Preview: environmental and climate disclosures in the UK for Green GB Week

Following the release of the very clear call to action stemming from the IPCC report “Global Warming of 1.5°C”, the beginning of Green GB Week comes at the perfect time to highlight the concrete solutions that are available for businesses and the public to contribute to lowering global emissions and keeping the world on a safe track.

The first-ever week designed to raise awareness on the opportunities of a low-carbon economy is putting clean growth in the spotlight, highlighting the benefits for businesses and the wider public that low-carbon initiatives and activities are already providing.

A crucial part of this week is the focus on financing the low-carbon economy, the big question of how to shift capital towards environmentally sustainable business activities. 

CDSB supports this focus area, helping companies to disclose high quality environmental information via mainstream reports and thus providing investors and other stakeholders with the information they need to make sustainable investments. 

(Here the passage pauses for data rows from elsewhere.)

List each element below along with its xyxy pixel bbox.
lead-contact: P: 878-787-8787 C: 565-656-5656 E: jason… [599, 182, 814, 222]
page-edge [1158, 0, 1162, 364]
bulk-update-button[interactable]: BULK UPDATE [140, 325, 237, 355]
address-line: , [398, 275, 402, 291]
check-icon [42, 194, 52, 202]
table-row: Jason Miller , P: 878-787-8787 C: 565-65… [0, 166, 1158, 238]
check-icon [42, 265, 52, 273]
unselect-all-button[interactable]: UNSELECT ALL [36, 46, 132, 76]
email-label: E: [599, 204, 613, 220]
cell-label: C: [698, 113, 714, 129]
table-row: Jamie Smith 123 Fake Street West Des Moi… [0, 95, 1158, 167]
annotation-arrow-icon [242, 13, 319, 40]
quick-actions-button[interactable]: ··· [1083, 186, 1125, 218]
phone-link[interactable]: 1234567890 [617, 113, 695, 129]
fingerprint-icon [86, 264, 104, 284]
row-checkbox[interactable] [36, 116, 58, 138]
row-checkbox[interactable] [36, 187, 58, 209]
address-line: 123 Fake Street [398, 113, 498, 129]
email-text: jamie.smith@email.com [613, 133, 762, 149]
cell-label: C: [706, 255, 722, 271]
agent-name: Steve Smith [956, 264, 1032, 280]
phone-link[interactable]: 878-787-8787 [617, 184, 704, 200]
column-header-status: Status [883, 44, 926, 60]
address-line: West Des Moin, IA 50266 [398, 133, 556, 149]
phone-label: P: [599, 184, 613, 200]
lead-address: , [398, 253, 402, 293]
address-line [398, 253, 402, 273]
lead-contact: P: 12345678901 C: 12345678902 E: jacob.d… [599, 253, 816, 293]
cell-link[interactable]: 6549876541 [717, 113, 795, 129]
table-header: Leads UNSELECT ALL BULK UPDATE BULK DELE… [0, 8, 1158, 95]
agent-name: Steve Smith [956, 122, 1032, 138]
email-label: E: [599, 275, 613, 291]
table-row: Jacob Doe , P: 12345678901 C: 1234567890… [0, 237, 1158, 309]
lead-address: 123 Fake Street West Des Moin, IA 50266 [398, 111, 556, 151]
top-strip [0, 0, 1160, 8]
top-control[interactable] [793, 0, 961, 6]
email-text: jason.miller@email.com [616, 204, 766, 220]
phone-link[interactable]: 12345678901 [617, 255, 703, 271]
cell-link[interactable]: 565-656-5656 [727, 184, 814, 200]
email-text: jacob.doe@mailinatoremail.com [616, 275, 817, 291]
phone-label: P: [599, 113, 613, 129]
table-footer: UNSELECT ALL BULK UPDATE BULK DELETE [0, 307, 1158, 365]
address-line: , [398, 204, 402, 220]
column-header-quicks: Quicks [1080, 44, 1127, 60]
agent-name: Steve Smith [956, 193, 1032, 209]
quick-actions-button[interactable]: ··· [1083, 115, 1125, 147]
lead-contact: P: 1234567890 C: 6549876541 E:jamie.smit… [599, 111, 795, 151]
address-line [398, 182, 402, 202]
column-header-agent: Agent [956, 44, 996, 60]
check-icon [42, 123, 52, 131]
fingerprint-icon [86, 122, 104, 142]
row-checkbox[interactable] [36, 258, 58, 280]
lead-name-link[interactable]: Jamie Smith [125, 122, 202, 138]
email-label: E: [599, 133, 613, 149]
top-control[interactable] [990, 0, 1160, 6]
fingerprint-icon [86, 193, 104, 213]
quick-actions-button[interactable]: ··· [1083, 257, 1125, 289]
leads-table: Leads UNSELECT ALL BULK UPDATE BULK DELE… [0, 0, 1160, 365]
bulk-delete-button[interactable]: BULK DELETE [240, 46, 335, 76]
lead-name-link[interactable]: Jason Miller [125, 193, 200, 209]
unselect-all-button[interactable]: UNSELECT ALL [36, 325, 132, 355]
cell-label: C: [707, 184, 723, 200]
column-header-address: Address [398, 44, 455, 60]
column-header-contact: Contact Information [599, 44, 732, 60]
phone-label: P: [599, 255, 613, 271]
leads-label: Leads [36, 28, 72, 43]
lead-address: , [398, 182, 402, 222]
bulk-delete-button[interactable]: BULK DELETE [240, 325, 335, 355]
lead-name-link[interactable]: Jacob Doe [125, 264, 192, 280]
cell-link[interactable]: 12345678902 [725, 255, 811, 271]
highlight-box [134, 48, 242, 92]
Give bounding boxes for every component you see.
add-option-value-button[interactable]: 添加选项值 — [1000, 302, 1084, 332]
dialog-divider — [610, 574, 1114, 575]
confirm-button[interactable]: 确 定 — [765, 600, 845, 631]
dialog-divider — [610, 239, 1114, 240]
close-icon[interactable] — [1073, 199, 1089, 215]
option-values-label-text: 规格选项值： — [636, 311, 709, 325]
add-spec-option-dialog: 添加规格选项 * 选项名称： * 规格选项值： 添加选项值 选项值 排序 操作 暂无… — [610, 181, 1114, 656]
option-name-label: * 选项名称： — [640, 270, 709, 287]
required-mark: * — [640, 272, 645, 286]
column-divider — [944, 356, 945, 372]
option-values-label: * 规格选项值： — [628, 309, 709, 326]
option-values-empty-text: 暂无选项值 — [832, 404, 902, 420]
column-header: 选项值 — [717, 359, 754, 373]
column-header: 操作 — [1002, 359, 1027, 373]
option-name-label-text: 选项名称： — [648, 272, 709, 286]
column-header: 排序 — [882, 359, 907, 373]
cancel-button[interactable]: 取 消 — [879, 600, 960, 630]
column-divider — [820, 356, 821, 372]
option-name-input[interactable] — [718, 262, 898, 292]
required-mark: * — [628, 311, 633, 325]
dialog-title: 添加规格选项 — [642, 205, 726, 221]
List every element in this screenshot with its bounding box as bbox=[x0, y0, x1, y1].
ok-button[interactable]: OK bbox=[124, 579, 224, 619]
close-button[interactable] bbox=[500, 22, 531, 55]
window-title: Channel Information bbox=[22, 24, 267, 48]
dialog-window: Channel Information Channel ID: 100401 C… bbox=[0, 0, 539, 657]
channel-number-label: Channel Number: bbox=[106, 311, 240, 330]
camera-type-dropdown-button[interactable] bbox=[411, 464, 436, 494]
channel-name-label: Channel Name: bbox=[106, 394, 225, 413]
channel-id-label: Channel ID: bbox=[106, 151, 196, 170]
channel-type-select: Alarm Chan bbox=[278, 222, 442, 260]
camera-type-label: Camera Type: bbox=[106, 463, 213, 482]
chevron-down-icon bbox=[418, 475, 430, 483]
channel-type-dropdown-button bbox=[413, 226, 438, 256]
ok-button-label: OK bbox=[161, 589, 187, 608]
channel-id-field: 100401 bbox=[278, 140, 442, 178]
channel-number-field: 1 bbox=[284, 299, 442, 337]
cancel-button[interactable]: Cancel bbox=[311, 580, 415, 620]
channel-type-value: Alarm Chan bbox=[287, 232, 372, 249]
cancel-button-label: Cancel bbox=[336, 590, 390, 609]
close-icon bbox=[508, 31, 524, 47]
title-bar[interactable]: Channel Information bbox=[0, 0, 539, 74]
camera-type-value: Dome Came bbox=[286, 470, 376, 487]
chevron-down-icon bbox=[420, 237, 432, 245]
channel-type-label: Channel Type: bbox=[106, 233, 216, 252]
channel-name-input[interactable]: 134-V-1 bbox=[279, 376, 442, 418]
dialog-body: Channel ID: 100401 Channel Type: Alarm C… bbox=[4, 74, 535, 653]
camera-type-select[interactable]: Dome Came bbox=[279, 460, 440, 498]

At the end of November, CDSB and CDP will be releasing a key piece of research in this space, looking at the implementation of the EU Non-Financial Reporting (NFR) Directive across Europe, to understand the effectiveness of the existing regulation in allowing companies to provide the right information to investors, in a timely and consistent way.

To celebrate Green GB Week, we are today releasing a preview of the data from the UK companies analysed, to show the progress on corporate disclosure of environmental and climate change information in the UK. 

The research analysed the annual reports of 16 UK companies, with a combined market capitalisation of over €1 trillion, focusing on the information disclosed against the requirements of the transposition of the NFR Directive.
The report found that:

  • While 75% of UK companies include a description of policies related to environmental or climate change matters, only 63% include information on the due diligence processes implemented in relation to environmental or climate change matters;
  • 69% have at least one target for non-financial information, such as GHG emissions, water or energy usage, energy efficiency, renewable energy, recycling and sustainable procurement;
  • 81% have Board oversight of climate or environmental matters, but only 50% have management oversight of the same matters.

The report, to be published next month, will provide an in-depth analysis of how UK companies compare to their EU peers, providing clear recommendations for policymakers and companies across Europe on how to provide better information to markets.